RC Lens : Videira dans le viseur, mais trop cher
Patrick Videira, l’autre option suivie par le directeur sportif Jean-Louis Leca, a un problème : il lui reste un an de contrat au Mans, promu en Ligue 1. Racheter ce contrat représente un coût supplémentaire que Lens n’a pas forcément envie d’assumer alors qu’il vient de dépenser de l’énergie à négocier le départ de Sage. Pantaloni, libre, règle cette équation par défaut.

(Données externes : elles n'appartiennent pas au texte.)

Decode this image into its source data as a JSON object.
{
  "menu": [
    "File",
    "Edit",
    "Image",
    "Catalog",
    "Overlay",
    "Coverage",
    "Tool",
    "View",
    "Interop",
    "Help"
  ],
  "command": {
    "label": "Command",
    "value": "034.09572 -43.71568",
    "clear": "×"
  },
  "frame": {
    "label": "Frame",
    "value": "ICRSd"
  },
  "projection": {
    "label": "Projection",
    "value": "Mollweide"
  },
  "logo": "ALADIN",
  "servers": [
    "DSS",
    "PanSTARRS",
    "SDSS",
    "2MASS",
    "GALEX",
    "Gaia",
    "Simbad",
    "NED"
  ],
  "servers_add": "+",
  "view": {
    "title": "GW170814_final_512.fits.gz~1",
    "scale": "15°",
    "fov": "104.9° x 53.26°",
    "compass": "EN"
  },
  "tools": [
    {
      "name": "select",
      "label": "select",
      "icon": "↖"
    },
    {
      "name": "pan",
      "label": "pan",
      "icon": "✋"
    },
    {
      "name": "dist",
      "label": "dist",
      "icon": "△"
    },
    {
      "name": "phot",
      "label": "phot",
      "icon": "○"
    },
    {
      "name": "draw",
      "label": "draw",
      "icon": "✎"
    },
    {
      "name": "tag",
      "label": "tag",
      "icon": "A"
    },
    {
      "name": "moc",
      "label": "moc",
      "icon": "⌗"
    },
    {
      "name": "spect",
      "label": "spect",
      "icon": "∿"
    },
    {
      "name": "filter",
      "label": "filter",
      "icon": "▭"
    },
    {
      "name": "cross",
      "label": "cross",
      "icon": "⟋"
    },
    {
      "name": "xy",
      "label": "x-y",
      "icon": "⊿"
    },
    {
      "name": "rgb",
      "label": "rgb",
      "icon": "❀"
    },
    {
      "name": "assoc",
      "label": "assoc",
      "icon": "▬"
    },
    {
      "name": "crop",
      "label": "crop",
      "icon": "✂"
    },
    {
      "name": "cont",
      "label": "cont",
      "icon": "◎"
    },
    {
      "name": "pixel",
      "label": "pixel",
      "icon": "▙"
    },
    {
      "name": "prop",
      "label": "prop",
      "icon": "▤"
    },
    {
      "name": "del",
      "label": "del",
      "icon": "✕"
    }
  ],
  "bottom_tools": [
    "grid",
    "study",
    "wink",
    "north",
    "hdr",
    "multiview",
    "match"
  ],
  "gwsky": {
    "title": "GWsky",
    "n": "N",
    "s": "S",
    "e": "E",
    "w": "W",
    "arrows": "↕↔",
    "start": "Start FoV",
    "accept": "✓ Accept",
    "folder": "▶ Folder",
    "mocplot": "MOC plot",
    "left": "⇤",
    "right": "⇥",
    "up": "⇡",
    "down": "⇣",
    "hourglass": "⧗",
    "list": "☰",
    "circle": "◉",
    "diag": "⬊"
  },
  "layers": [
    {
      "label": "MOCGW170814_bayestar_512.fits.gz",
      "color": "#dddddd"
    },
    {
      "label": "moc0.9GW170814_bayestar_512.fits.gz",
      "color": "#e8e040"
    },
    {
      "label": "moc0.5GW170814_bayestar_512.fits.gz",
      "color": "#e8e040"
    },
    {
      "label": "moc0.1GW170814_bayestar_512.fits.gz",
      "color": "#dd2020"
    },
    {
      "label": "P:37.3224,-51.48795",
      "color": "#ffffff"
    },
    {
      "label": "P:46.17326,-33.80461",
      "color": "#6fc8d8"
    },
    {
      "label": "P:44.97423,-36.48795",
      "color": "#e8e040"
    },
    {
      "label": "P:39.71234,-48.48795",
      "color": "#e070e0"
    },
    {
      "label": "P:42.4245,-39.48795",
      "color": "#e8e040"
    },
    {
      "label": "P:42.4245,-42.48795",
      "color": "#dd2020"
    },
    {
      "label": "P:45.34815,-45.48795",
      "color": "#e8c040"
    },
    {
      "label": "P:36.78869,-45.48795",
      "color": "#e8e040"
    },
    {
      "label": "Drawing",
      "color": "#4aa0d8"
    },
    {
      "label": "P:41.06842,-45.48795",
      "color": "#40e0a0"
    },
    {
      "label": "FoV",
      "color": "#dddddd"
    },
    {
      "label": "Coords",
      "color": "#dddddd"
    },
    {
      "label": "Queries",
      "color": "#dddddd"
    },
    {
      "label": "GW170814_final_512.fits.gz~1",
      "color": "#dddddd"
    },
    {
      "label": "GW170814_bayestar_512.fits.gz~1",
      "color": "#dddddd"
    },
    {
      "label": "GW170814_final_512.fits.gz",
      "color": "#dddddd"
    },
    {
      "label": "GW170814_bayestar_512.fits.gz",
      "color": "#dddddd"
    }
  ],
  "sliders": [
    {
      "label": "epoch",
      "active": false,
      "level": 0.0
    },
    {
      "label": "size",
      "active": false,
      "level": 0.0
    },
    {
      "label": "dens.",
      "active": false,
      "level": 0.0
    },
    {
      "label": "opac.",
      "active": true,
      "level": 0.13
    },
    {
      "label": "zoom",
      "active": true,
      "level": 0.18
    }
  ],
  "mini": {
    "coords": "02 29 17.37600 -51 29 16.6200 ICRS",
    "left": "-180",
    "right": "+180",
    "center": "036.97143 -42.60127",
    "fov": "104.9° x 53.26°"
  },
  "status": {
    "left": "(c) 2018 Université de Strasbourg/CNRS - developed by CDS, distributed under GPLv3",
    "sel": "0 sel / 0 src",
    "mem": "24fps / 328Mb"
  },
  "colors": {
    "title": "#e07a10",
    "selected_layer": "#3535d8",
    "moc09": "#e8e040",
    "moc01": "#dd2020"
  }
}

Reste une contrainte dans le dossier Cahuzac. L’ex-capitaine passe son BEPF cette saison, avec huit semaines d’absence obligatoires à la clé. Le directeur sportif Leca n’a jamais envisagé de l’installer directement comme numéro 1. Pantaloni comme tête de pont, Cahuzac en apprentissage accéléré du métier à ses côtés : le plan est lisible, cohérent, et calé sur le long terme.
Lens a perdu son meilleur entraîneur au profit de la Premier League. Il s’apprête à en recruter un solide, expérimenté, et immédiatement opérationnel. Le timing est serré, mais le dossier avance.